Enceladus is the sixth-largest moon of Saturn. It was discovered in 1789 by William Herschel, though little was known about Enceladus until the two Voyager spacecraft passed near it in the early 1980s. The Voyagers showed that the diameter of Enceladus is only 500 kilometers (310 mi), about a tenth of that of Saturn's largest moon, Titan, and that it reflects almost all of the sunlight that strikes it. Voyager 1 found that the moon orbited in the densest part of Saturn's diffuse E ring, indicating a possible association between the two. Voyager 2 revealed that, despite the moon's small size, it has a wide range of terrains ranging from old, heavily cratered surfaces to young, tectonically deformed terrain, with some regions with surface ages as young as 100 million years old.
In 2005, the Cassini spacecraft performed several close flybys of Enceladus, revealing the moon's surface and environment in greater detail. In particular, the probe discovered a water-rich plume venting from the moon's south polar region. This discovery, along with the presence of escaping internal heat and very few (if any) impact craters in the south polar region, shows that Enceladus is geologically active today. Moons in the extensive satellite systems of gas giants often become trapped in orbital resonances that lead to forced libration or orbital eccentricity; proximity to Saturn could then lead to tidal heating of Enceladus's interior, offering a possible explanation for the activity.
In 2014, NASA reported that evidence for a large south polar underground ocean of liquid water within Enceladus with a thickness of around 10 km had been found by Cassini.

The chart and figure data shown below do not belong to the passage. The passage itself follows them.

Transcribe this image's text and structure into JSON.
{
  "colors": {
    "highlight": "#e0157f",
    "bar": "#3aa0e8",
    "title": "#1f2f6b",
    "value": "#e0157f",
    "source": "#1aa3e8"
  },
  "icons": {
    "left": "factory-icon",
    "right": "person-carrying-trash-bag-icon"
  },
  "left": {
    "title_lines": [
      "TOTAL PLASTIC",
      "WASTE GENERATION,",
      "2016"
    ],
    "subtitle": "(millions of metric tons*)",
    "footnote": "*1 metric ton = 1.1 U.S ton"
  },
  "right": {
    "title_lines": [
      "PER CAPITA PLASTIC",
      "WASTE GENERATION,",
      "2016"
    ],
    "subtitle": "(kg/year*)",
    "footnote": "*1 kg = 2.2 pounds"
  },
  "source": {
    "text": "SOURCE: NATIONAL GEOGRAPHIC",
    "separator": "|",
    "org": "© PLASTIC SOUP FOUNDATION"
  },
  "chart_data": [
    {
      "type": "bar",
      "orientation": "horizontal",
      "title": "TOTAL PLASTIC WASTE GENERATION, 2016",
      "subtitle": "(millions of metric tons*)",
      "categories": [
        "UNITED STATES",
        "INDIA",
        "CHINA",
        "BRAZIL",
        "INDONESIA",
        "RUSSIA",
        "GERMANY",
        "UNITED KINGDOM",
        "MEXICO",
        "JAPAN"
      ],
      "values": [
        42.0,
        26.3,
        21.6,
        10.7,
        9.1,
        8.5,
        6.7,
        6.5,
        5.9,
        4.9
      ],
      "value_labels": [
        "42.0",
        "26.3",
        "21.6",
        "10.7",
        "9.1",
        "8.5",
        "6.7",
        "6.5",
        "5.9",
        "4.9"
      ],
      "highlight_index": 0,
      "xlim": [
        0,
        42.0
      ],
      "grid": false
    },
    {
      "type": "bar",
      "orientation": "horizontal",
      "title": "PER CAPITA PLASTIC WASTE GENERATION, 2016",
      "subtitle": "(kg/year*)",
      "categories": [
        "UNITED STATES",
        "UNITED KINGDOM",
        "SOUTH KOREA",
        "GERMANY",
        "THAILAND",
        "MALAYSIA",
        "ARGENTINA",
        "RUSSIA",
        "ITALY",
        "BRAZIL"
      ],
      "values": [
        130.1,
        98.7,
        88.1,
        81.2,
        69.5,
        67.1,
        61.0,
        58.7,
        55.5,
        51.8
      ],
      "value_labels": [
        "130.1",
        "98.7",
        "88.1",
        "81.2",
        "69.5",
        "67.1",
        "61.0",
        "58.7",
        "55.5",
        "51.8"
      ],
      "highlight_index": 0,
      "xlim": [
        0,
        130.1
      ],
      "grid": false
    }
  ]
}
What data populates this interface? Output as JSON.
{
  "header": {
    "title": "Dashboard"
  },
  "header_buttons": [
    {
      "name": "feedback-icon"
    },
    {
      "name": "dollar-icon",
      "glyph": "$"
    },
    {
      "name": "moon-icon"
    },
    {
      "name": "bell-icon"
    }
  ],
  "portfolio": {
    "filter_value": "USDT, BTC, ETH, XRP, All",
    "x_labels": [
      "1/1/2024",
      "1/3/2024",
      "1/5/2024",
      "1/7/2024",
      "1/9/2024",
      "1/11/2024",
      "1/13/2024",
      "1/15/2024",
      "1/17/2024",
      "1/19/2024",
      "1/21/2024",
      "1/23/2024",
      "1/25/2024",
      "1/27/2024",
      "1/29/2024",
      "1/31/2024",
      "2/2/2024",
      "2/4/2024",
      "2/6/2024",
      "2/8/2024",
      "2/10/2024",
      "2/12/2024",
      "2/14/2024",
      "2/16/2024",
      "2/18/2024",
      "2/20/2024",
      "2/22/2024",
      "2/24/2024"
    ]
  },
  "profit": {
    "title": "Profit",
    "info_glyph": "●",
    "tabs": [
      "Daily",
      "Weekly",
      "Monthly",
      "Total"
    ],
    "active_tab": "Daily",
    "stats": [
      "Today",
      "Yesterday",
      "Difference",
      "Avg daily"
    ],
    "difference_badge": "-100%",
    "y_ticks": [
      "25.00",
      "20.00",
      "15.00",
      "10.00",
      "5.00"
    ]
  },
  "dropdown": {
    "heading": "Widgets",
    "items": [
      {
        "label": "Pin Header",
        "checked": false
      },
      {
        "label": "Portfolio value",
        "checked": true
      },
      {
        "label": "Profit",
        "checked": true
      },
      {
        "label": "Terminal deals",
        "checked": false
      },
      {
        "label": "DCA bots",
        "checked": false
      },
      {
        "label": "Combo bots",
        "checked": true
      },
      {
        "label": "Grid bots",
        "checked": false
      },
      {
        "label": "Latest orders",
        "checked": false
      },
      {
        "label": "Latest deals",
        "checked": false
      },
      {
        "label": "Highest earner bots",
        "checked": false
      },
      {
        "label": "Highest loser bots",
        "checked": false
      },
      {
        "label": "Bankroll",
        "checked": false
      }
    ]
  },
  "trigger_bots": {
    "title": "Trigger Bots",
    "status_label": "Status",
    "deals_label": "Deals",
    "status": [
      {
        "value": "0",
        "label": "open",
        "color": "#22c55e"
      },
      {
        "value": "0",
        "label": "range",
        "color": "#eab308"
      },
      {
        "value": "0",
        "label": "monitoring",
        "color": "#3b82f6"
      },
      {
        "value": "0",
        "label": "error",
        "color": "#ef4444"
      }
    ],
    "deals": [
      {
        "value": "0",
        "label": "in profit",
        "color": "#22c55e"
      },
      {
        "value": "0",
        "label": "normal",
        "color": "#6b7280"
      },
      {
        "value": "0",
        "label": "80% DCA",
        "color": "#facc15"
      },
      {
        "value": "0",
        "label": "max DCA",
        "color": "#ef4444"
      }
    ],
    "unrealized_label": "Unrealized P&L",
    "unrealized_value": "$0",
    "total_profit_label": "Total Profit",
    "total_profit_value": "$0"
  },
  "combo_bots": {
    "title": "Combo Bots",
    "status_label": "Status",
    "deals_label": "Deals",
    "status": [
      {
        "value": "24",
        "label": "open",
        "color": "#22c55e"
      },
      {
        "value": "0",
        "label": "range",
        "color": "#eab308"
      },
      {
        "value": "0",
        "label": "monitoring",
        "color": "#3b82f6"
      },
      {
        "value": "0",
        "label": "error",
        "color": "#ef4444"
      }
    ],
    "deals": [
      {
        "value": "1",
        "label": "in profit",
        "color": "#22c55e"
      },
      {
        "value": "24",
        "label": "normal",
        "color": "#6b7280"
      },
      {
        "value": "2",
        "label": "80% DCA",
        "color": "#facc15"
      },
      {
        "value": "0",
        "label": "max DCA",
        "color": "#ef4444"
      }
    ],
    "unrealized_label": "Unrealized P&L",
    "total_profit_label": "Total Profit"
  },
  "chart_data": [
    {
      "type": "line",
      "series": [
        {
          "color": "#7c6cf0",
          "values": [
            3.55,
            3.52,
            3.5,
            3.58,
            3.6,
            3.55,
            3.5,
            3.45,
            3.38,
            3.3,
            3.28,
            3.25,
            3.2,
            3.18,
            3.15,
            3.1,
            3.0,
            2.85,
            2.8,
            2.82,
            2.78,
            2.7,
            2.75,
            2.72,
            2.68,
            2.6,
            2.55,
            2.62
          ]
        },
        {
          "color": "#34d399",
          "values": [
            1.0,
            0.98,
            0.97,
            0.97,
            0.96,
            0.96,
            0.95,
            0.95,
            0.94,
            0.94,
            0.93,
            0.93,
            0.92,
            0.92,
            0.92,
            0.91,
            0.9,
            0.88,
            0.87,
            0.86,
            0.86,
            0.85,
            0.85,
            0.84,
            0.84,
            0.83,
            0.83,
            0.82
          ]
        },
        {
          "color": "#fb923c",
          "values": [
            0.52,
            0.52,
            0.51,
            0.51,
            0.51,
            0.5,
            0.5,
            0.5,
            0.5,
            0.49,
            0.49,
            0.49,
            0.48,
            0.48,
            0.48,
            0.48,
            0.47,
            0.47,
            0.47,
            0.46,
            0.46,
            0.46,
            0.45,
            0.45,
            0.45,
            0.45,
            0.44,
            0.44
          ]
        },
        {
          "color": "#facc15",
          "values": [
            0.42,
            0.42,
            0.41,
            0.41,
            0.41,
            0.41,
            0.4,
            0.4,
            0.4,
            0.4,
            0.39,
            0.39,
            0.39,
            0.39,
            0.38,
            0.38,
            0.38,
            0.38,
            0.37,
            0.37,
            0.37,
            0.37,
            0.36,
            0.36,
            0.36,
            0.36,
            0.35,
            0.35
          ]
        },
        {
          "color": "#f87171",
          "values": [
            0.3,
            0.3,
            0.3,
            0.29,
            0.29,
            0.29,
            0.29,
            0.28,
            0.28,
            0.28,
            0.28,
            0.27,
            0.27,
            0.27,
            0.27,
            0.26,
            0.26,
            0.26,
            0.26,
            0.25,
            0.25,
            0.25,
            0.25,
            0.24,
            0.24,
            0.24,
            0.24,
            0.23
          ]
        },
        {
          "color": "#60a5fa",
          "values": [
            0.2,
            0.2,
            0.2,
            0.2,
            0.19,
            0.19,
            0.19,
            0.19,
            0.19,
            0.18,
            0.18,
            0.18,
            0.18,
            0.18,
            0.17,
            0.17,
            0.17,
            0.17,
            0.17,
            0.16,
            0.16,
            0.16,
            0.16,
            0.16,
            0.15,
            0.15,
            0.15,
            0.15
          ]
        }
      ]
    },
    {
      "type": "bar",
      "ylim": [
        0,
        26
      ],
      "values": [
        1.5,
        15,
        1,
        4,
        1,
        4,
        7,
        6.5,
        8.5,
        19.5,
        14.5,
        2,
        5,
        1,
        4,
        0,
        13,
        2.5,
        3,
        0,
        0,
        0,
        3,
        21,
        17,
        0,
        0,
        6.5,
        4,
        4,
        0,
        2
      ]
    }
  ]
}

Cryovolcanoes near the south pole shoot large jets of water vapor, other volatiles, and some solid particles like NaCl crystals and ice particles into space, totaling approximately 200 kilograms (440 lb) per second. Some of this water falls back onto the moon as "snow", some of it adds to Saturn's rings, and some of it reaches Saturn. The discovery of the plume has added further weight to the argument that material released from Enceladus is the source of the E ring.